The first reason is that I really found the impending demonic invasion in the original film exciting, an ominous counterpoint to the goofy comedy at play. It somehow made more sense to me than the idea of some weird little psycho creating his own ghost-unbusting equipment based on our heroes’ theories, somehow hiding all of it in his workplace (?) and unleashing it on the city to fulfill his delusions of grandeur. The second reason is that the weird little psycho was either the weakest actor in the entire film, totally bland and unconvincing, or he was directed to seem like it. Perhaps, in an age where villains continue to be more seductive than heroes (Loki, the Ledger and Leto Jokers, and even Angry White Vader Fanboy Kylo Ren continue this trend), they deliberately set out to make this villain as banal as possible, someone you’d never want to dress up as for Halloween (though someone is doubtlessly planning to already). I can respect that, even if it succeeded so well it took me out of the movie.

And the third reason is that I wince pretty much every time a TV show or movie, especially a genre one, trots out the nerdy virgin male villain as an almost literal whipping boy.

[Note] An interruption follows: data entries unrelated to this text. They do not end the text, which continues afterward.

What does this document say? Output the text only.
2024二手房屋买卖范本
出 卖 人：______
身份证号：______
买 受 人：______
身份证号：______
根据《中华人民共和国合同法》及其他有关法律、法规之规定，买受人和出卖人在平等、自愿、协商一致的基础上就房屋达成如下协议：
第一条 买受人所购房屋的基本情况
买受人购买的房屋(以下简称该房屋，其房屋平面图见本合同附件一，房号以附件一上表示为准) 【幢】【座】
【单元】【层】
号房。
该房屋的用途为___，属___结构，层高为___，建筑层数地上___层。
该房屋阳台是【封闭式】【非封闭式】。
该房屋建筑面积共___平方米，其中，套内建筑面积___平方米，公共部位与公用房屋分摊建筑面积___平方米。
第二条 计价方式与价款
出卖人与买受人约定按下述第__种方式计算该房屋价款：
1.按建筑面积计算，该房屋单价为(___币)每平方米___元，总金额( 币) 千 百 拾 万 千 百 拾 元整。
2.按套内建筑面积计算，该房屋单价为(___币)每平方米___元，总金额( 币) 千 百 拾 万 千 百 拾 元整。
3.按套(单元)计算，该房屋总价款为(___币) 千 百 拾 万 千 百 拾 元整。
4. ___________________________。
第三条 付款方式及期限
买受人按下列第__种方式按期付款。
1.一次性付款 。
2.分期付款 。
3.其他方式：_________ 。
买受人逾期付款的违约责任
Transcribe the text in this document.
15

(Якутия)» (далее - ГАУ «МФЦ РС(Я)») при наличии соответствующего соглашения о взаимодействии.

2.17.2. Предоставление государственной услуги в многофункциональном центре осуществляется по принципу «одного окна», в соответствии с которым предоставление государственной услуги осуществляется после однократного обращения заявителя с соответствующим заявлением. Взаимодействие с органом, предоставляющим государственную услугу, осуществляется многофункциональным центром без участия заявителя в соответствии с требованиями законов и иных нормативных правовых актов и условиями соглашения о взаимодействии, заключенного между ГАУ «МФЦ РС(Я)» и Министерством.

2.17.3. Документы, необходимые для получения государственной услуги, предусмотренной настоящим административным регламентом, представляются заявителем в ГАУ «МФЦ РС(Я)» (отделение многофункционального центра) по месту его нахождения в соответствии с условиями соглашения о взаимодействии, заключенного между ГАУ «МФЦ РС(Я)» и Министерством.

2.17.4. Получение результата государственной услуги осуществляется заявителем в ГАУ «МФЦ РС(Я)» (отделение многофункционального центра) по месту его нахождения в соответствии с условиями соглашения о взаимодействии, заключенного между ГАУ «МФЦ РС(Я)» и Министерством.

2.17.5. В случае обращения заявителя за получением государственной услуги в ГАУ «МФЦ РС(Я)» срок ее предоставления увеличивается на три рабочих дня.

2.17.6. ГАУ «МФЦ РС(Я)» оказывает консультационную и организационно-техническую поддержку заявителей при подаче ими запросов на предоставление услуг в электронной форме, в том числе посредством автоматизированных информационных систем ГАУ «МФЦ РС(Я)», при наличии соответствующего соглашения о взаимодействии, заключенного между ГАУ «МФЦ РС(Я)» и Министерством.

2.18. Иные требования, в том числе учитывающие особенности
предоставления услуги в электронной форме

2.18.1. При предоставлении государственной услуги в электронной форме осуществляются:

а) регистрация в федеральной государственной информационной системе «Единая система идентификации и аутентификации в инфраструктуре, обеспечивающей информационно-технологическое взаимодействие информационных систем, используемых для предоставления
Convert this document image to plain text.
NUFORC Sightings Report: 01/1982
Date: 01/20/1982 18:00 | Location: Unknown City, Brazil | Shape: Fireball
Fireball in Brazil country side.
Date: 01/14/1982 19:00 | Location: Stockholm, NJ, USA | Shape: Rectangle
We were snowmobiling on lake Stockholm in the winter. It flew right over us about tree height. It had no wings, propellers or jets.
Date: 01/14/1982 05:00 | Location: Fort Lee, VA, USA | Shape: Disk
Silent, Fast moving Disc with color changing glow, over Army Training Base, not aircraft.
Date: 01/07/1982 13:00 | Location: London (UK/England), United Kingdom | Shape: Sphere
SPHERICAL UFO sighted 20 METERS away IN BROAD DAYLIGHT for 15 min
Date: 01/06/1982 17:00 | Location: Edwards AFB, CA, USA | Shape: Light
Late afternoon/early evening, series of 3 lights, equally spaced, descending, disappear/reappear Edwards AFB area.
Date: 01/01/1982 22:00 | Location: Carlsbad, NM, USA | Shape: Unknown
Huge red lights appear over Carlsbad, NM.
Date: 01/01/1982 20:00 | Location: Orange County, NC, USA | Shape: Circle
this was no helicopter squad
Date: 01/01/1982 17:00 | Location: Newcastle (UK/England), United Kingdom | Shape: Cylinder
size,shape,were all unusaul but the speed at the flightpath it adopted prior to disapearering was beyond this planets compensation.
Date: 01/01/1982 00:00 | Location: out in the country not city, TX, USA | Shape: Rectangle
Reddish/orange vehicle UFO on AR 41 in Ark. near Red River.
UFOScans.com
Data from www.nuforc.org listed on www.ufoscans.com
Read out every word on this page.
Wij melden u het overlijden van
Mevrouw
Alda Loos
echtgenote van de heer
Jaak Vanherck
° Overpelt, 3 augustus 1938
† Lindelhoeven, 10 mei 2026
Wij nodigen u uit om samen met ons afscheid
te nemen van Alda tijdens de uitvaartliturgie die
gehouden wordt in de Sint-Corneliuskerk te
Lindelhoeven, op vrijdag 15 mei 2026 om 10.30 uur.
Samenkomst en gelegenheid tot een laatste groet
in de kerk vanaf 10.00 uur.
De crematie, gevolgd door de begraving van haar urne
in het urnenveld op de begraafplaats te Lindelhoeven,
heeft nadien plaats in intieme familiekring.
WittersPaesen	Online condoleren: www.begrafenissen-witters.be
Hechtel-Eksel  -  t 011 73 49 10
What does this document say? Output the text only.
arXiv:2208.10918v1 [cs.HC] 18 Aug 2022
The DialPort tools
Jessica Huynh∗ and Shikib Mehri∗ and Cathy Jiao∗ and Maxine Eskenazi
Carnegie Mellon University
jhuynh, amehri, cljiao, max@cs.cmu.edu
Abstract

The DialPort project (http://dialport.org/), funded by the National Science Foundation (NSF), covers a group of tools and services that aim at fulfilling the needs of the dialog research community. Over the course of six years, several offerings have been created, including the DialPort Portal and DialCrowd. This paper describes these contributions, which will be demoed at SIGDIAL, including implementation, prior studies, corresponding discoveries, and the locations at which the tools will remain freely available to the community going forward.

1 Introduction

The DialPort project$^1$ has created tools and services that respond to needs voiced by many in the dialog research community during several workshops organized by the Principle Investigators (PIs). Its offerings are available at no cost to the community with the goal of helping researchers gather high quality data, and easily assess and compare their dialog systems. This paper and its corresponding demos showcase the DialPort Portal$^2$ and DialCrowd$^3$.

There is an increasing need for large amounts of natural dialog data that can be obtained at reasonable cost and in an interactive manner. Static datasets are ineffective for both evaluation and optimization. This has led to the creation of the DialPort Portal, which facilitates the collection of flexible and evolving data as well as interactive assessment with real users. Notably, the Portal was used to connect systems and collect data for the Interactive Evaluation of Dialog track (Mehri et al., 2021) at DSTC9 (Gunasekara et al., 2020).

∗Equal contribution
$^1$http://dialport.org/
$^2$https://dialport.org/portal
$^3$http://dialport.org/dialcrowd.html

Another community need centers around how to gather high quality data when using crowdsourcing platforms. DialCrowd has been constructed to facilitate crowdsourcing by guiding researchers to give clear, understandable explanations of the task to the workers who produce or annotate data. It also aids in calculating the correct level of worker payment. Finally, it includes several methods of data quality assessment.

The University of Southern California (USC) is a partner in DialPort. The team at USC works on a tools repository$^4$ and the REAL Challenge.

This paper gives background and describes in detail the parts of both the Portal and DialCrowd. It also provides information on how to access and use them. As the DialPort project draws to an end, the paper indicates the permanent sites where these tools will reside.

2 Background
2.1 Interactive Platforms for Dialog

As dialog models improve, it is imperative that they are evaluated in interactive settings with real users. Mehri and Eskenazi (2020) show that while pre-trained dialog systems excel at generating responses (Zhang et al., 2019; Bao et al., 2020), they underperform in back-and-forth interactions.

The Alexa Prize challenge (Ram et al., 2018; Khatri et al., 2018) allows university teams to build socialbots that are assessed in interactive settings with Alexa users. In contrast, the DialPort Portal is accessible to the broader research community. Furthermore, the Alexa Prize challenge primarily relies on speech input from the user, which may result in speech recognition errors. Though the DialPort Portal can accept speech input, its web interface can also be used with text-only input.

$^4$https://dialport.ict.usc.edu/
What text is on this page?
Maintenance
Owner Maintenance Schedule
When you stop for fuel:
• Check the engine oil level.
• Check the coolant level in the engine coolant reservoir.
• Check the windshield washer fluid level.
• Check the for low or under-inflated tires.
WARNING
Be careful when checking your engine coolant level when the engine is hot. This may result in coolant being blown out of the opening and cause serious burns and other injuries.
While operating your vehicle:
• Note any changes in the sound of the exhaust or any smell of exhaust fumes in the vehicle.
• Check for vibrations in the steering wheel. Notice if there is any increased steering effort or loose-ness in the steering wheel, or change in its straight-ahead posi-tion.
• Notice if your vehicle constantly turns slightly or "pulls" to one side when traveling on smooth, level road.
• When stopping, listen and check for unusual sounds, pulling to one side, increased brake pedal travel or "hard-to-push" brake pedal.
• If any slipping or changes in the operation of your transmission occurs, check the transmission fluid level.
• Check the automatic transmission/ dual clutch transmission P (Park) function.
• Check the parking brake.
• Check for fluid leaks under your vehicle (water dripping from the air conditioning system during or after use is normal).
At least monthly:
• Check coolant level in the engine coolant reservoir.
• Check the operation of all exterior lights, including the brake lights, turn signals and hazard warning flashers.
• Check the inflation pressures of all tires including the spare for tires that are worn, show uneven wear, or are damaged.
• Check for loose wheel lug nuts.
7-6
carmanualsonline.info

I get where it comes from; we think the internet is reality, and even though all of us are on it, we still have this idea that the meanest people on it have less of a life than we do, as evidenced by the fact that — what? They use computers? It’s a bit outdated as stereotypes go. But even if it were true that behind every single horrible tweet is a downtrodden pasty geek in his mom’s basement, when we look at who generally gets out from behind the keyboard and causes real harm in the real world past high school age, we’re just as likely to be talking about so-called alpha males. They’re guys who love guns and abuse their wives, or maybe they’re husband and wife teams. Or maybe they’re just rich white charismatic sociopaths, which even describes some of the worst internet trolls. So for the villain of this movie to be so clearly at the bottom of the food chain almost lends credence to his persecution complex. Fortunately, Melissa McCarthy’s character gently but firmly skewers said complex by matter-of-factly responding to his only-I-know-my-suffering complaints with, “no, people dump on us all the time too.” Whatever the truth is about the villains of the world, it’s true that almost all of them are still men of one stripe or another, and that the systematic, institutionalized “bullying” women experience daily has made almost none of them into homicidal maniacs.

It’s hard for me to imagine this film achieving the same iconic, quotable status the original has, just as it’s hard for me to imagine The Force Awakens becoming as quotable as Star Wars. But quotability is, shockingly, not the highest virtue a film can attain. As much as I love Murray, Aykroyd, Ramis, and Hudson, most of their dialogue could probably have survived being spoken by other actors; it was a tight script with the potential to stand alone. Here, the comedy often came not from the lines themselves but the performances of the ensemble; the hemming and hawing and underplaying of the lines undercut their crisp quotability, but that delivery was also what made them funny (apart from “that’s gonna leave a mark,” which probably hasn’t been funny since Animaniacs was on). Most of Holtzmann’s genius, as I’ve mentioned, was physical and vocal; “I think they’re dead” is not funny on paper, but absolutely hilarious in context coming out of McKinnon’s mouth.

And then again, who knows? Maybe a generation of kids who are turning 10 this year will see this fun, funny, breezily confident, perfectly charming, and more than adequate new Ghostbusters movie and it’ll make the same impression on them the first one made on me. “Aquariums are submarines for fish” might be the new “I collect spores, molds, and fungus.” “Safety lights are for dudes!” might be their “Back off man. I’m a scientist.” And a new wave of girls AND boys might grow up thinking it’s perfectly normal for four women to save New York City when all the men around them are (like me, I dare to hope) charming despite massive inadequacy. There are far worse possible worlds I can imagine.